Jorge Garcia, CFO, Popular Incorporated: Yeah. I mean, I I think that, you know, part of the reason of extending and then making that a target, right, and not giving a time onto that target, it it is that it requires us to execute across the entire, let’s call it, p and l and balance sheet. Right? It will require us to maintain our our focus on deposit growth, our mix of deposits, our expanded NIM, expense control, strategic decisions, and including, you know, our capital stack. So it’s really all of the above, Kelly, and it just goes to the nature of the effort and focus that our management team has to have as active participants in making sure that we make decisions towards that goal.

Paul Gardello, Investor Relations Officer, Popular Incorporated1: Great. I’ll step back. Thank you very much.

Elliot, Call Coordinator: We now turn to Anir Bohan with Hovde Group. Your line is open. Please go ahead.

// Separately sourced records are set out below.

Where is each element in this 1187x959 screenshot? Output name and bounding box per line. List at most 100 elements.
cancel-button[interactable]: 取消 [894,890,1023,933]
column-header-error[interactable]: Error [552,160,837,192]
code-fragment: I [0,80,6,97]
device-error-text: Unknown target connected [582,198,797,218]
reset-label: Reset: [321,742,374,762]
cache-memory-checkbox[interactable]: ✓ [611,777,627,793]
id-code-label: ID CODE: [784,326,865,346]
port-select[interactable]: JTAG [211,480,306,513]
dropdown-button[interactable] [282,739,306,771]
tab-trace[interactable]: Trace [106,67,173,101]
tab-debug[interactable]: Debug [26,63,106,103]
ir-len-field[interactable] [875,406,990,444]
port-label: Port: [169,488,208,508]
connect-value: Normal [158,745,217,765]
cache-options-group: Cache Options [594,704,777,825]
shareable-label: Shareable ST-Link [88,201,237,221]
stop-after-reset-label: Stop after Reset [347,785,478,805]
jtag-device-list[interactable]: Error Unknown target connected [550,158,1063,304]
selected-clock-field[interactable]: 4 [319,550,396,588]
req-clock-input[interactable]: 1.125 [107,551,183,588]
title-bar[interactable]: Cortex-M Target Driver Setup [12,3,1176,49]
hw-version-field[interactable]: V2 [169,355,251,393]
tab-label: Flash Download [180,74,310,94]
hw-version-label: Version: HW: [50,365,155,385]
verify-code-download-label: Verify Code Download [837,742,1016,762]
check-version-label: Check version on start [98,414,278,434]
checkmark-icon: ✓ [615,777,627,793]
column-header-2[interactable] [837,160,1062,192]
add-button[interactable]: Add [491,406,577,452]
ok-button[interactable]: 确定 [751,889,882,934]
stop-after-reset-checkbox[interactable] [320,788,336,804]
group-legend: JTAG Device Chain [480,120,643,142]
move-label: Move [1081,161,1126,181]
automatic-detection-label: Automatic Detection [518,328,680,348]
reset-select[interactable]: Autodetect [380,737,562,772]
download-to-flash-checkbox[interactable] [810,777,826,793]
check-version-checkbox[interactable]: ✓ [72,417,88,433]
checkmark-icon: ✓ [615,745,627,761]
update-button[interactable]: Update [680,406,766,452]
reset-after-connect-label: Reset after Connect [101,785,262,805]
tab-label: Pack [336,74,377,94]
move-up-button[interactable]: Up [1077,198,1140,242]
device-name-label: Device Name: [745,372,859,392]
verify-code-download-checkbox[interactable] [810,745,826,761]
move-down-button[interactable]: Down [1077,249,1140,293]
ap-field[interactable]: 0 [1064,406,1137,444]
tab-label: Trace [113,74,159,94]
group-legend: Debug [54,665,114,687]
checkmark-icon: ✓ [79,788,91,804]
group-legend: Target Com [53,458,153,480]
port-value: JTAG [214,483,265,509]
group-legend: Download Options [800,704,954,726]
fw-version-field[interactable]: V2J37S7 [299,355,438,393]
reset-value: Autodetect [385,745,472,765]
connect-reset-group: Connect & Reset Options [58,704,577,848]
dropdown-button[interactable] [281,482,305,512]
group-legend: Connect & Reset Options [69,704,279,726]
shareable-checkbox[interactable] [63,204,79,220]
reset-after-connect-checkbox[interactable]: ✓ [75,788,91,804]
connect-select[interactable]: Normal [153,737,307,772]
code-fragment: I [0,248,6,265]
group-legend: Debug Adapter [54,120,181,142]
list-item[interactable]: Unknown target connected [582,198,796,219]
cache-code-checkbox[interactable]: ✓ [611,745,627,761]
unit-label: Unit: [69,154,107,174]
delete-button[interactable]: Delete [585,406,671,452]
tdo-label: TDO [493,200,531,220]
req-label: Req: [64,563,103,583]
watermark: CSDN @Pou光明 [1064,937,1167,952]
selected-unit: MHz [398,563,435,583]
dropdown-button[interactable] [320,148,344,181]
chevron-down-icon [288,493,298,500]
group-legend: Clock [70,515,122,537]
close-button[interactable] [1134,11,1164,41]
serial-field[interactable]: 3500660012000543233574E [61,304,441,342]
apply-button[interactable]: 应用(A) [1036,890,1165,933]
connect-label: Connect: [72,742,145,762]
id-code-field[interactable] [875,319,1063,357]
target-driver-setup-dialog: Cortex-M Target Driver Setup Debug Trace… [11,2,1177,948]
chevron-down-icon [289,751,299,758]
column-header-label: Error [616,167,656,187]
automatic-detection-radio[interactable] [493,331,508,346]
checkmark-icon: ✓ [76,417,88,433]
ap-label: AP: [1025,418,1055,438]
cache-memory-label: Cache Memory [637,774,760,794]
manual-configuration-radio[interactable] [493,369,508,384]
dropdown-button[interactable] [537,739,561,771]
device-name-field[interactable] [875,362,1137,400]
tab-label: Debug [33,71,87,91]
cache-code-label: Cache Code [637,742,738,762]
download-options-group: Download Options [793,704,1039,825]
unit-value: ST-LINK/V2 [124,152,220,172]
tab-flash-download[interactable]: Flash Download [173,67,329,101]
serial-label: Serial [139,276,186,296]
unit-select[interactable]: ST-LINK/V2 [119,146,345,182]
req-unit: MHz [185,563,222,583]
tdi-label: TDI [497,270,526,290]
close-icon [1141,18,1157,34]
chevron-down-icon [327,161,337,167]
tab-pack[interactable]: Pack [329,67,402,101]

Paul Gardello, Investor Relations Officer, Popular Incorporated2: Hi. Good morning. Just a second Talking about your fee income, do you expect your total fee income to rebound from here after the slight decrease this quarter, and have the mortgage banking income uptick again?

Jorge Garcia, CFO, Popular Incorporated: Yeah. We we do it as as we said in the guidance that expect to finish the year between 01/01/1955 to $1.60 per quarter. And we when we look at year end, so that would signify, as you say, a pickup. There is some seasonality in some of those fee lines, you know, for example, transactional accounts, credit cards, you know, we we would expect higher activity as the year goes by. The you know, our equity method investments, you know, we would expect there there to add to that increase going forward.

And then there’s also other cyclical fees from our insurance company that get paid some in the second quarter and others in the fourth quarter. So when you put that all together, there are levers in our business mix that should help take that off to the levels that we’re guiding to.

Paul Gardello, Investor Relations Officer, Popular Incorporated2: Perfect. Well, thank you so much.

Jorge Garcia, CFO, Popular Incorporated: Thank you. You’re welcome.

Elliot, Call Coordinator: This concludes our Q and A. I’ll now hand back to Ignacio Aldeyrez, CEO, for any final remarks.

Ignacio Alvarez, CEO, Popular Incorporated: Once again, thank you. It’s been a pleasure working with you, and we appreciate the interest that you have in our company. And while we may not always agree, we always listen. So thank you, and I look forward to listening to the next webcast. Take care.

Elliot, Call Coordinator: Ladies and gentlemen, today’s call has now concluded. We’d like to thank you for your participation. You may now disconnect your lines.